Originally posted on www.differentscene.co.uk
Last week we looked Judy Garland, often considered a great gay icon because of her troubled personal life. This week I’m looking at Elizabeth Taylor, but not for her highly publicised personal life.
Miss Taylor is definitely an icon of the golden age of Hollywood, that is undisputable, but it’s because of her extensive charity work and campaigning for funding for HIV and AIDS related charities and projects that give her a place as a gay icon.
Yes, she was a huge film star, starting as child actress she went on to become the highest paid actress in Hollywood in the early 1960’s when she received and unprecedented $1 million fee for her role in Cleopatra, she was also a two time Academy Award winning actress and received numerous other awards and success throughout her 60 year career. Her personal life was highly documented due to her love of wedding rings, she was married eight times and two of those were to Richard Burton.

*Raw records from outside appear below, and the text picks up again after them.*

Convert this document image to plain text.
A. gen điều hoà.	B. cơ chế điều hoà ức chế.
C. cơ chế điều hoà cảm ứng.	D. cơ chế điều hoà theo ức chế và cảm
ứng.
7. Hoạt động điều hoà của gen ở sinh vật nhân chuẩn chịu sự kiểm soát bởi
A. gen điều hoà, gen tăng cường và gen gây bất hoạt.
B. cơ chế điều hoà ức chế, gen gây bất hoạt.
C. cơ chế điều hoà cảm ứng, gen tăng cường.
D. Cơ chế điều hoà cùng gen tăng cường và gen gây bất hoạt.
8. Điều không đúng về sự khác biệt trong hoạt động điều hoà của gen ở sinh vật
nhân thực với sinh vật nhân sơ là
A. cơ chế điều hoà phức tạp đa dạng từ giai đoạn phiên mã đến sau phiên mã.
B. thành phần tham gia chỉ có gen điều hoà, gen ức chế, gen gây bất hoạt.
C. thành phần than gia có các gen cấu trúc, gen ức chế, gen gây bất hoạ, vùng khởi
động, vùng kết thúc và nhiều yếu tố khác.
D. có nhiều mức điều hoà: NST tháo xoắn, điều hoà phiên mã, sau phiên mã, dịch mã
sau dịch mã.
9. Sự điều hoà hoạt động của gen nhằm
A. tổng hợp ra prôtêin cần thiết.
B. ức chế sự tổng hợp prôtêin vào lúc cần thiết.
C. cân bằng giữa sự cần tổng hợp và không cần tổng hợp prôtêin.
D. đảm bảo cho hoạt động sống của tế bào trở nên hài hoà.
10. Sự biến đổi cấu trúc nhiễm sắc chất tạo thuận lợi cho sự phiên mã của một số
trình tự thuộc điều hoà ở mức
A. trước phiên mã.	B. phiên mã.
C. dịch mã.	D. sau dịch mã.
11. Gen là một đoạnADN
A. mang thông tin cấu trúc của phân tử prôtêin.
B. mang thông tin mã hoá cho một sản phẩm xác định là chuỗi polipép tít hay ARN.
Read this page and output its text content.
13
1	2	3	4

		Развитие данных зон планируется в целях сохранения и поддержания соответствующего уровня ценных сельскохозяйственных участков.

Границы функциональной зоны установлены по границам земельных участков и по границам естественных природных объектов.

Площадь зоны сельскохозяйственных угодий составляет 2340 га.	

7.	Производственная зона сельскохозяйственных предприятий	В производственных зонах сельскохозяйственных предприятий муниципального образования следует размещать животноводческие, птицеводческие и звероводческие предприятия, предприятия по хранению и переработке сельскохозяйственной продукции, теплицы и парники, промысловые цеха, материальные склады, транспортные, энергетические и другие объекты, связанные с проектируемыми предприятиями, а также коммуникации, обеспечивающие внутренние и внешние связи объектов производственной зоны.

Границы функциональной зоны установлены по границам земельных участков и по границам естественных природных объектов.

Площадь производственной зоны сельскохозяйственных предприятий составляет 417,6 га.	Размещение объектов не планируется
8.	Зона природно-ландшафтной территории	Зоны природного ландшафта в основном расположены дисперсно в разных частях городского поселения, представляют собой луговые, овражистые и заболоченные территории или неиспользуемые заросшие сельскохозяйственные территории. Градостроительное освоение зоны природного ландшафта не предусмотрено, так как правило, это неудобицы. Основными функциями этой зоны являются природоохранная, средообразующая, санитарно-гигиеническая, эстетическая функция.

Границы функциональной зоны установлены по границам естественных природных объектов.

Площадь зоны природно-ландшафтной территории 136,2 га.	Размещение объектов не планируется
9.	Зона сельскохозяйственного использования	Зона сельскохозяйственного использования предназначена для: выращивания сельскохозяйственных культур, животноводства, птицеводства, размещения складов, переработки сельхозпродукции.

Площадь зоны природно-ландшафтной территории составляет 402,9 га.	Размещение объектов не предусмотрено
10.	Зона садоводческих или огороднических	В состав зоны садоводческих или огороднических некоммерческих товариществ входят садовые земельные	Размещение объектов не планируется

Yes, Liz Taylor lived an exceptional life, but it was during the AIDS epidemic of the 1980’s where she gained her prominence as an advocate for the gay community and truly became a gay icon.
Spurred on by the death of her good friend and fellow actor Rock Hudson who eventually died of the disease, Taylor became one of the first notable celebrities to help raise money to help fight the disease, back in a time when a number of people still refused to acknowledge it at all. During her time as an advocate for helping to fight the illness Taylor helped raise over $270 million for HIV and AIDS related charities and projects, and set up and organised the first AIDS fundraiser back in 1984, a brave thing for someone to do back then.
In 1985 during the year that Rock Hudson lost his life to the disease, Taylor helped co-found the American Foundation for AIDS Research (amfAR) and also founded the Elizabeth Taylor AIDS Foundation (ETAF) in 1993.
Taylor was a great in woman, and by standing up for something she truly believed in back when it was still a hugely taboo subject shows that she truly embodies every notion of the word icon.
Sadly Taylor passed away in March of this year leaving behind a huge gap, as there will never be another like here.
As former president Bill Clinton said following her death, “Elizabeth’s legacy will live on in many people around the world whose lives will be longer and better because of her work and the ongoing efforts of those she inspired.”